Addressing a press conference after a luncheon meeting, organised by the Confederation of Indian Industry (CII), Dr Klein said the NRC had received 17 licence applications for 26 reactors.

''Lots of that could be impacted...Credit crunch could impact the demand for global energy everywhere,'' he said in response to a question.

Earlier in his address on 'India's Civilian Nuclear Passport,' he said the NRC expected to receive ''as many as two dozen pplications'' for more than 30 units by the end of 2009.

US Ambassador to India, David Mulford, in his keynote address at the function, said even though the civilian nuclear deal was a ''great accomplishment,'' the next step would be no less difficult than what had been already achieved.

He said building a large, world class civil nuclear industry in India would require time, capital, ingenuity, competitve technology, a sound regulatory architecture, private sector input and a true political commitment to excellence.

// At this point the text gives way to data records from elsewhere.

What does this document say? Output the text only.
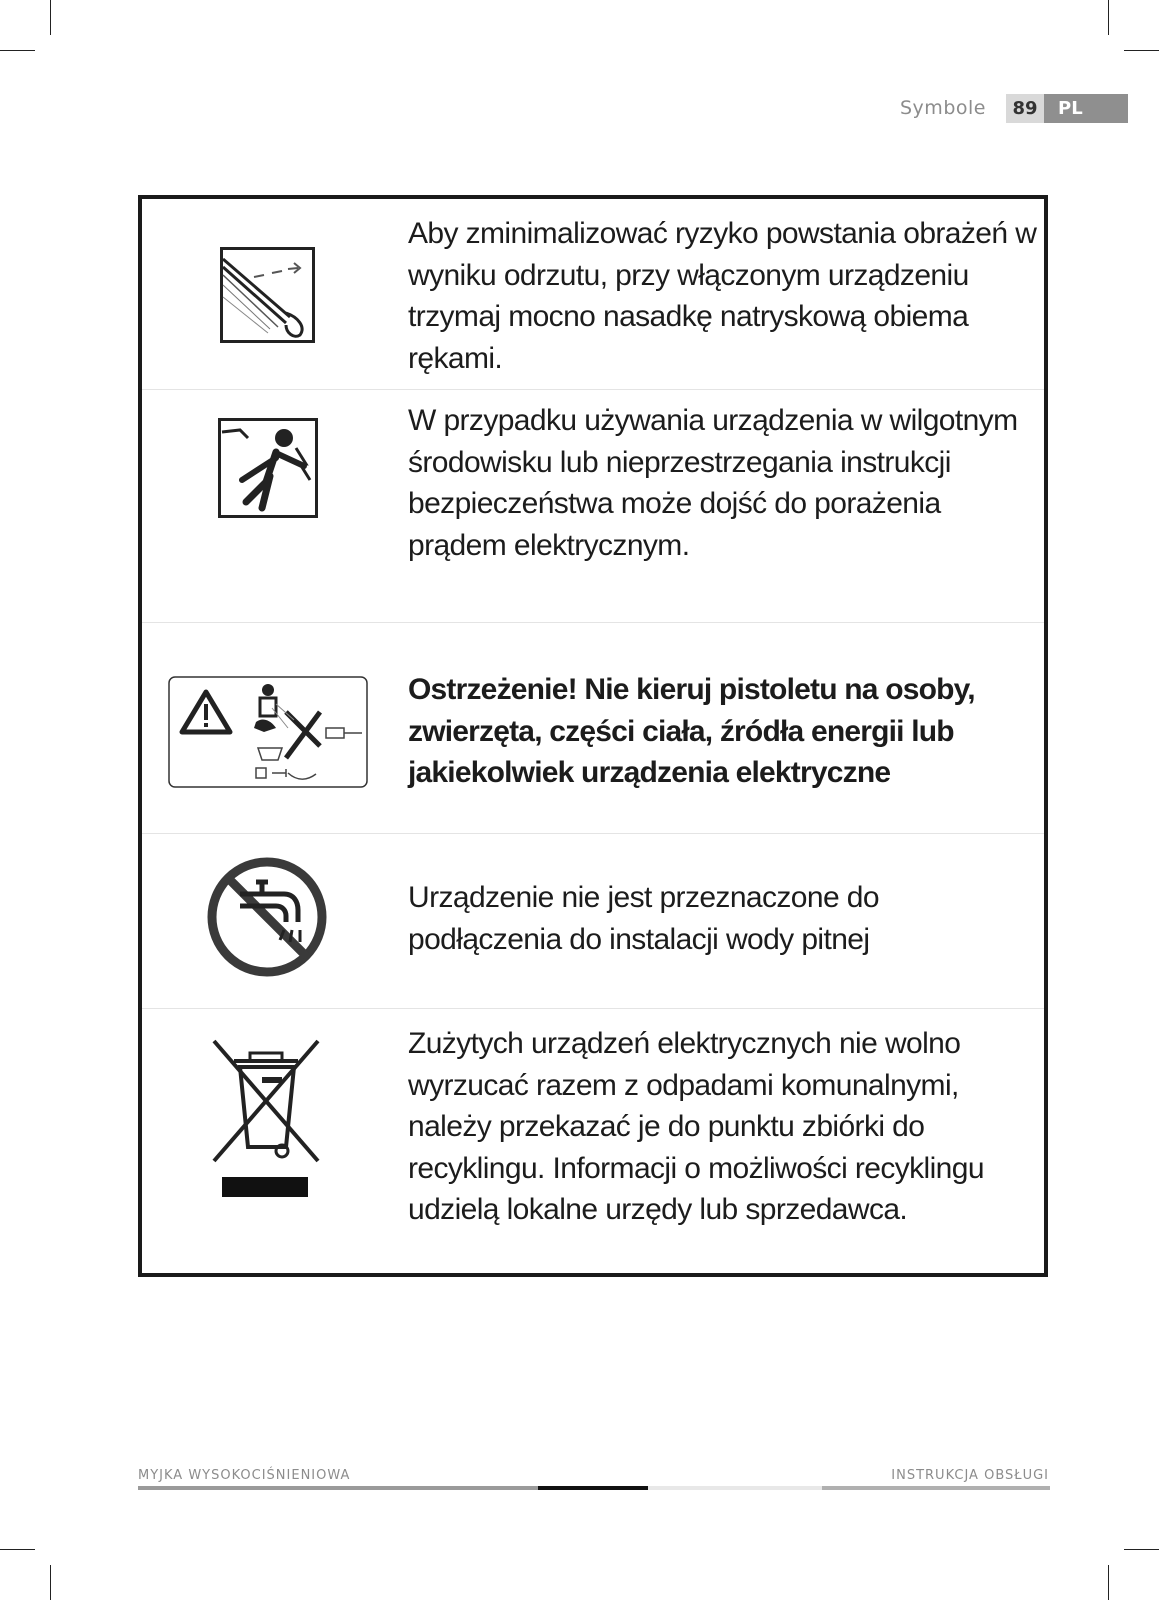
Symbole	89	PL
Aby zminimalizować ryzyko powstania obrażeń w wyniku odrzutu, przy włączonym urządzeniu trzymaj mocno nasadkę natryskową obiema rękami.
W przypadku używania urządzenia w wilgotnym środowisku lub nieprzestrzegania instrukcji bezpieczeństwa może dojść do porażenia prądem elektrycznym.
Ostrzeżenie! Nie kieruj pistoletu na osoby, zwierzęta, części ciała, źródła energii lub jakiekolwiek urządzenia elektryczne
Urządzenie nie jest przeznaczone do podłączenia do instalacji wody pitnej
Zużytych urządzeń elektrycznych nie wolno wyrzucać razem z odpadami komunalnymi, należy przekazać je do punktu zbiórki do recyklingu. Informacji o możliwości recyklingu udzielą lokalne urzędy lub sprzedawca.
MYJKA WYSOKOCIŚNIENIOWA	INSTRUKCJA OBSŁUGI
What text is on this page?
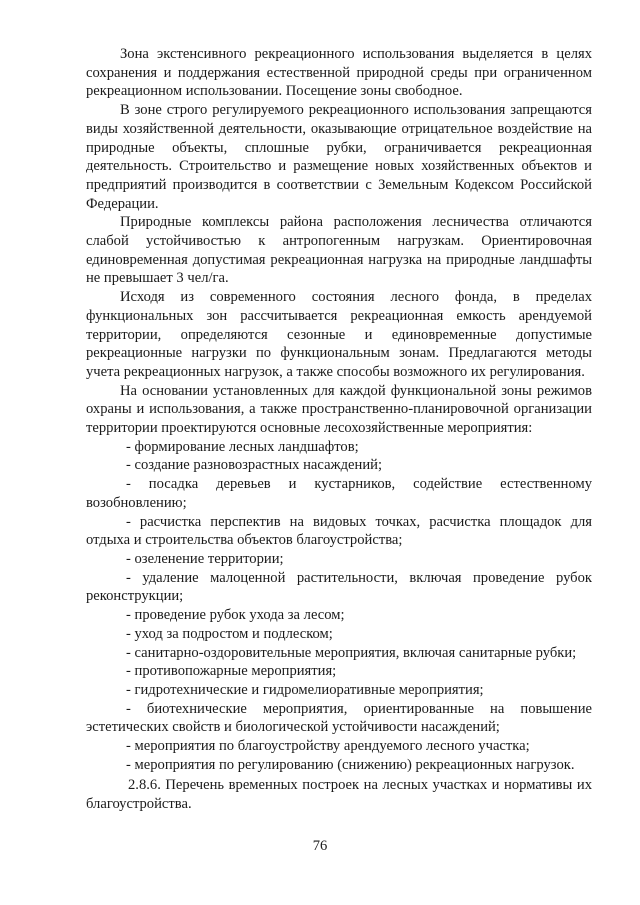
Зона экстенсивного рекреационного использования выделяется в целях сохранения и поддержания естественной природной среды при ограниченном рекреационном использовании. Посещение зоны свободное.

В зоне строго регулируемого рекреационного использования запрещаются виды хозяйственной деятельности, оказывающие отрицательное воздействие на природные объекты, сплошные рубки, ограничивается рекреационная деятельность. Строительство и размещение новых хозяйственных объектов и предприятий производится в соответствии с Земельным Кодексом Российской Федерации.

Природные комплексы района расположения лесничества отличаются слабой устойчивостью к антропогенным нагрузкам. Ориентировочная единовременная допустимая рекреационная нагрузка на природные ландшафты не превышает 3 чел/га.

Исходя из современного состояния лесного фонда, в пределах функциональных зон рассчитывается рекреационная емкость арендуемой территории, определяются сезонные и единовременные допустимые рекреационные нагрузки по функциональным зонам. Предлагаются методы учета рекреационных нагрузок, а также способы возможного их регулирования.

На основании установленных для каждой функциональной зоны режимов охраны и использования, а также пространственно-планировочной организации территории проектируются основные лесохозяйственные мероприятия:

- формирование лесных ландшафтов;

- создание разновозрастных насаждений;

- посадка деревьев и кустарников, содействие естественному возобновлению;

- расчистка перспектив на видовых точках, расчистка площадок для отдыха и строительства объектов благоустройства;

- озеленение территории;

- удаление малоценной растительности, включая проведение рубок реконструкции;

- проведение рубок ухода за лесом;

- уход за подростом и подлеском;

- санитарно-оздоровительные мероприятия, включая санитарные рубки;

- противопожарные мероприятия;

- гидротехнические и гидромелиоративные мероприятия;

- биотехнические мероприятия, ориентированные на повышение эстетических свойств и биологической устойчивости насаждений;

- мероприятия по благоустройству арендуемого лесного участка;

- мероприятия по регулированию (снижению) рекреационных нагрузок.

2.8.6. Перечень временных построек на лесных участках и нормативы их благоустройства.

76
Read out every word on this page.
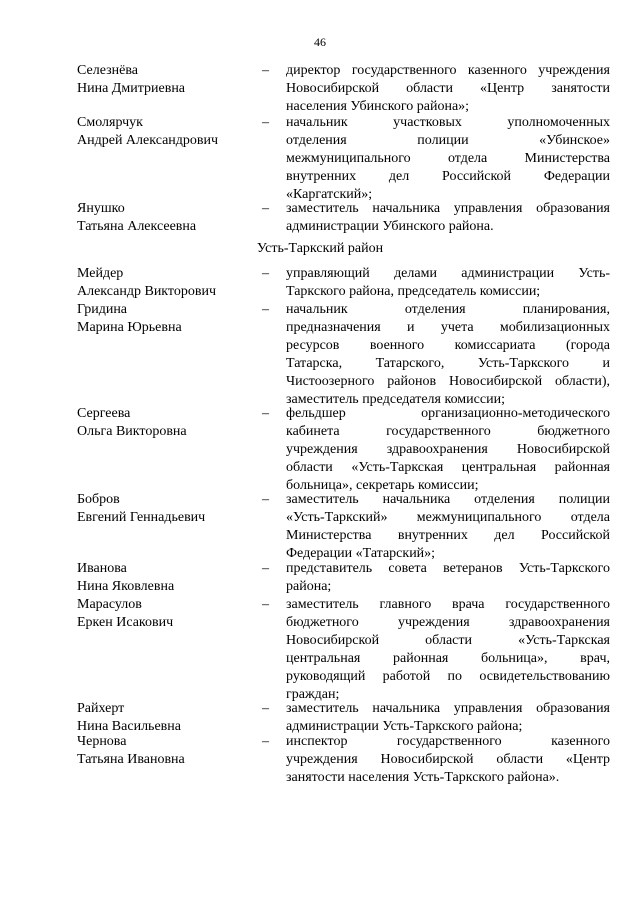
46
Селезнёва
Нина Дмитриевна
– директор государственного казенного учреждения
Новосибирской области «Центр занятости
населения Убинского района»;
Смолярчук
Андрей Александрович
– начальник участковых уполномоченных
отделения полиции «Убинское»
межмуниципального отдела Министерства
внутренних дел Российской Федерации
«Каргатский»;
Янушко
Татьяна Алексеевна
– заместитель начальника управления образования
администрации Убинского района.
Усть-Таркский район
Мейдер
Александр Викторович
– управляющий делами администрации Усть-
Таркского района, председатель комиссии;
Гридина
Марина Юрьевна
– начальник отделения планирования,
предназначения и учета мобилизационных
ресурсов военного комиссариата (города
Татарска, Татарского, Усть-Таркского и
Чистоозерного районов Новосибирской области),
заместитель председателя комиссии;
Сергеева
Ольга Викторовна
– фельдшер организационно-методического
кабинета государственного бюджетного
учреждения здравоохранения Новосибирской
области «Усть-Таркская центральная районная
больница», секретарь комиссии;
Бобров
Евгений Геннадьевич
– заместитель начальника отделения полиции
«Усть-Таркский» межмуниципального отдела
Министерства внутренних дел Российской
Федерации «Татарский»;
Иванова
Нина Яковлевна
– представитель совета ветеранов Усть-Таркского
района;
Марасулов
Еркен Исакович
– заместитель главного врача государственного
бюджетного учреждения здравоохранения
Новосибирской области «Усть-Таркская
центральная районная больница», врач,
руководящий работой по освидетельствованию
граждан;
Райхерт
Нина Васильевна
– заместитель начальника управления образования
администрации Усть-Таркского района;
Чернова
Татьяна Ивановна
– инспектор государственного казенного
учреждения Новосибирской области «Центр
занятости населения Усть-Таркского района».
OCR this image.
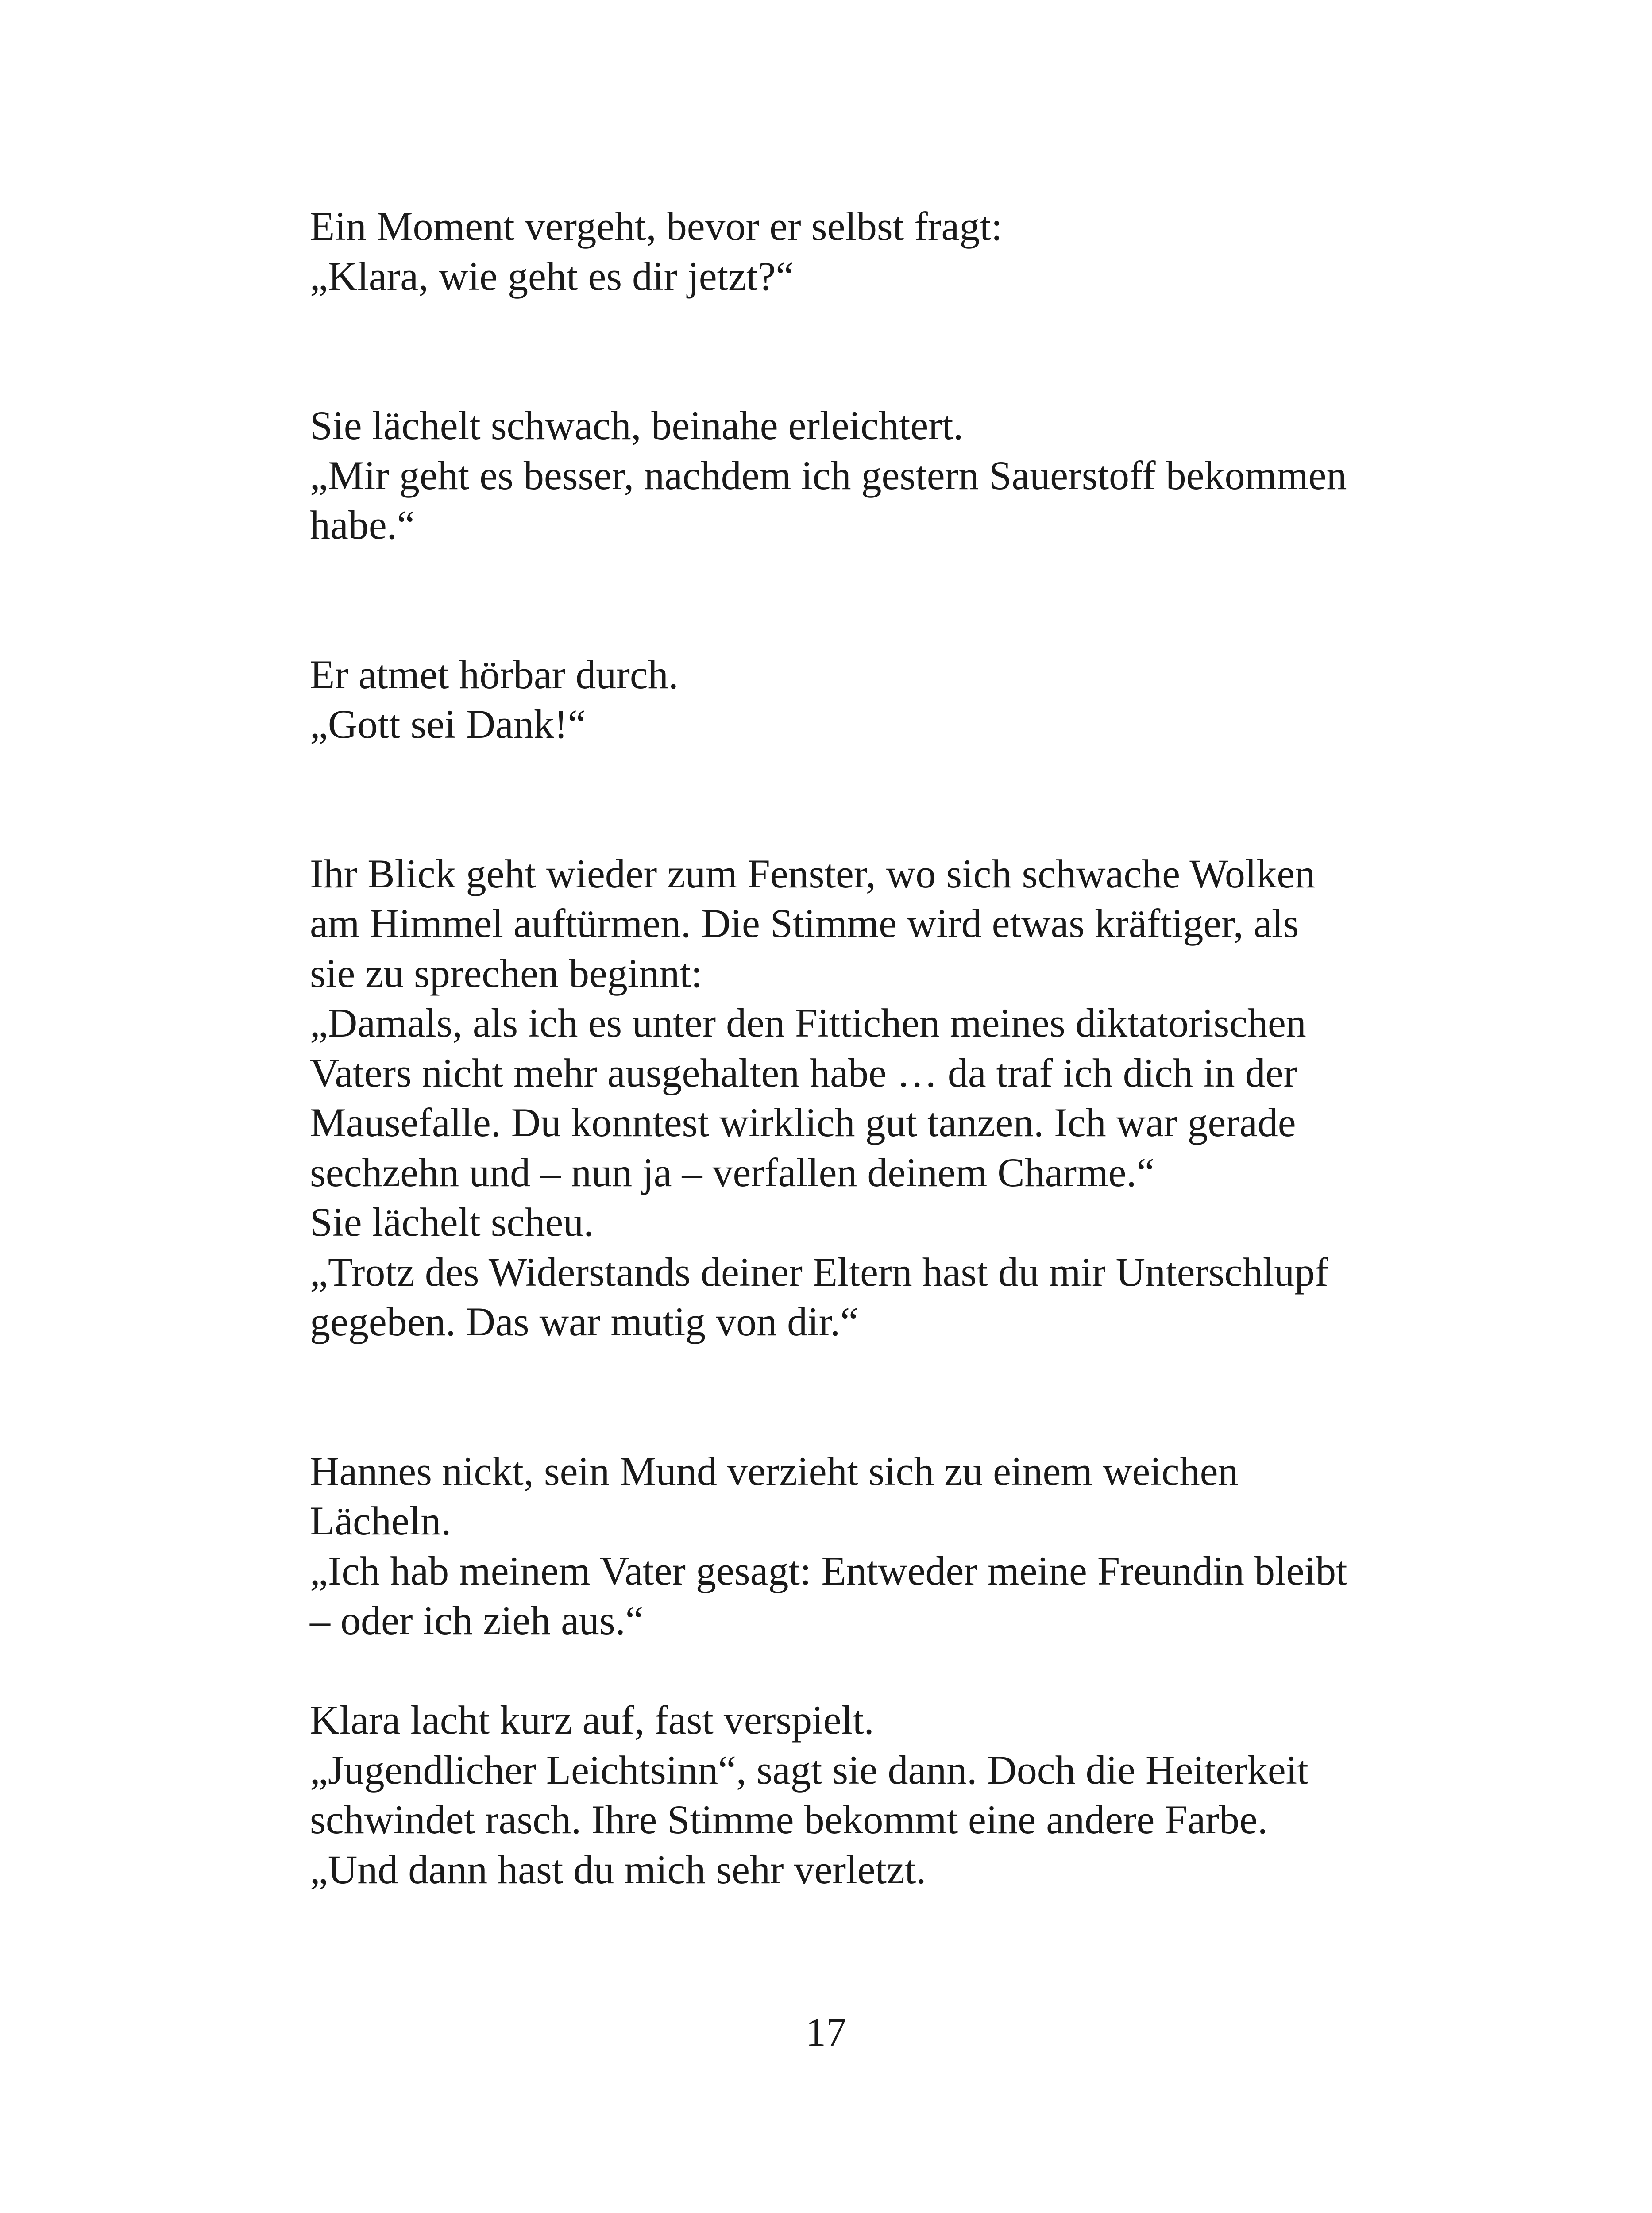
Ein Moment vergeht, bevor er selbst fragt:
„Klara, wie geht es dir jetzt?“
Sie lächelt schwach, beinahe erleichtert.
„Mir geht es besser, nachdem ich gestern Sauerstoff bekommen
habe.“
Er atmet hörbar durch.
„Gott sei Dank!“
Ihr Blick geht wieder zum Fenster, wo sich schwache Wolken
am Himmel auftürmen. Die Stimme wird etwas kräftiger, als
sie zu sprechen beginnt:
„Damals, als ich es unter den Fittichen meines diktatorischen
Vaters nicht mehr ausgehalten habe … da traf ich dich in der
Mausefalle. Du konntest wirklich gut tanzen. Ich war gerade
sechzehn und – nun ja – verfallen deinem Charme.“
Sie lächelt scheu.
„Trotz des Widerstands deiner Eltern hast du mir Unterschlupf
gegeben. Das war mutig von dir.“
Hannes nickt, sein Mund verzieht sich zu einem weichen
Lächeln.
„Ich hab meinem Vater gesagt: Entweder meine Freundin bleibt
– oder ich zieh aus.“
Klara lacht kurz auf, fast verspielt.
„Jugendlicher Leichtsinn“, sagt sie dann. Doch die Heiterkeit
schwindet rasch. Ihre Stimme bekommt eine andere Farbe.
„Und dann hast du mich sehr verletzt.
17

He stressed the need for India to have public-private civilian nuclear strategy that established sound and transparent policies laying the groundwork for large scale and competitive electricity production.

Introducing a few more small reactors that produce power for an inefficient electric power system would not give the results that India was seeking, he added.

Pointing out that India would be competing with the US and other countries to access foreign capital and technology, Mr Mulford hoped that India would be the ''birthplace'' of a major international civil nuclear industry but warned that earning that place would be a major challenge.